Ja: - Masz może ketonal?
Komendant (zaciekawiony): - Nie, nie mam. A co?
Ja: - Boli mnie ząb. Mam ketonal, ale przeterminowany o rok.
Komendant (macha ręką): - O! Jak tylko o rok, to spokojnie możesz wziąć! Na MOJĄ ODPOWIEDZIALNOŚĆ! 

piątek, 29 stycznia 2010

Komendant organizuje nianię


Okoliczności: poniedziałkowy wieczór.
Dogorywamy, każde na swój sposób, gdy z dołu dochodzi rozkaz.
Komendant (krzyczy): - Zawołaj ją! 
Patrzymy z Mężem po sobie, które z nas pierwsze zmięknie, ale wynik tej próby jest jednak z góry przesądzony.
Mąż (zrezygnowany): - Kiiiciaaa!!!
Komendant (rozkazująco): - Ona zaraz uśnie! Połóż ją spać!

P jak pasja


Czas: wtorkowy wieczór parę lat temu.
Okoliczności: Robię ciasto, brakło mi składników. Schodzę na dół do Komendanta pożyczyć jedno jajko.
Z dołu dochodzą mnie intensywne odgłosy serialu "M jak Miłość". Komendant siedzi w fotelu zapatrzony w ryczący telewizor. Podchodzę.
Ja: - Chciał...
Komendant (kategorycznie mi przerywa): - Nie teraz! Film oglądam! Idź sobie!

piątek, 22 stycznia 2010

Zagadki Komendanta


Okoliczności: wracam do domu od lekarza/ fryzjera / z pracy / ze sklepu/ od koleżanki / od kolegi *  (*niepotrzebne skreślić).
Miejsce i czas: nieistotne, Komendant ma po prostu taki styl. 
Komendant (zaczepiając mnie na schodach): - No, i co ci powiedział?
Ja (zmieszana): - Kto?
Komendant: - No, on, ten facet.
Ja (przeszukując umysł): - Ale jaki facet?
Komendant (poirytowany): - No, ten, z którym rozmawiałaś wtedy!
Ja (poddając się totalnej abstrakcji): - Ale kiedy?
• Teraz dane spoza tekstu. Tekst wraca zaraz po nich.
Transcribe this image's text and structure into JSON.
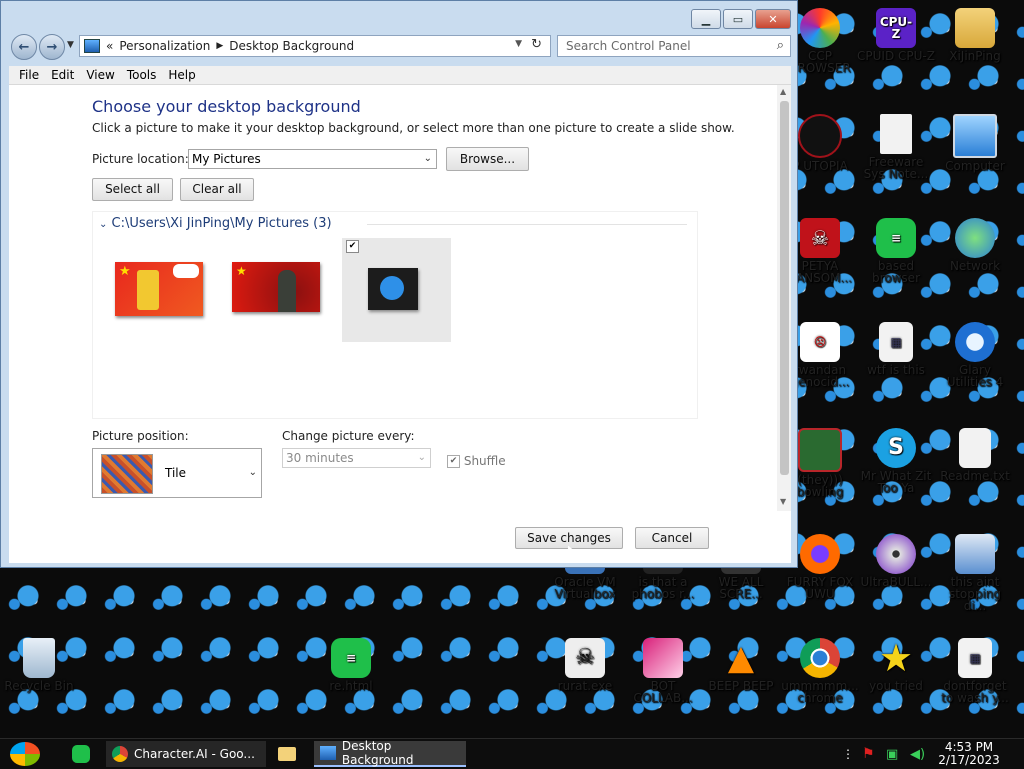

Wczoraj?
Komendant (wyczuwając chyba zbliżającą się pointę): - No! To co on ci powiedział w końcu?

wtorek, 19 stycznia 2010

Komendant uprzejmy


Czas: sobotnie przedpołudnie.
Okoliczności:  Komendant właśnie wrócił z rynku i przyszedł na górę zdać nam relację, oczekując w zamian sprawozdania z tego, co działo się w domu podczas Jego nieobecności.
Komendant (zaniepokojony): - A gdzie jest Dziad** ???
Mąż: - Jest na dole i czyta.
Komendant (z werwą): - Ja mu dam czytanie! W kominku ma napalić!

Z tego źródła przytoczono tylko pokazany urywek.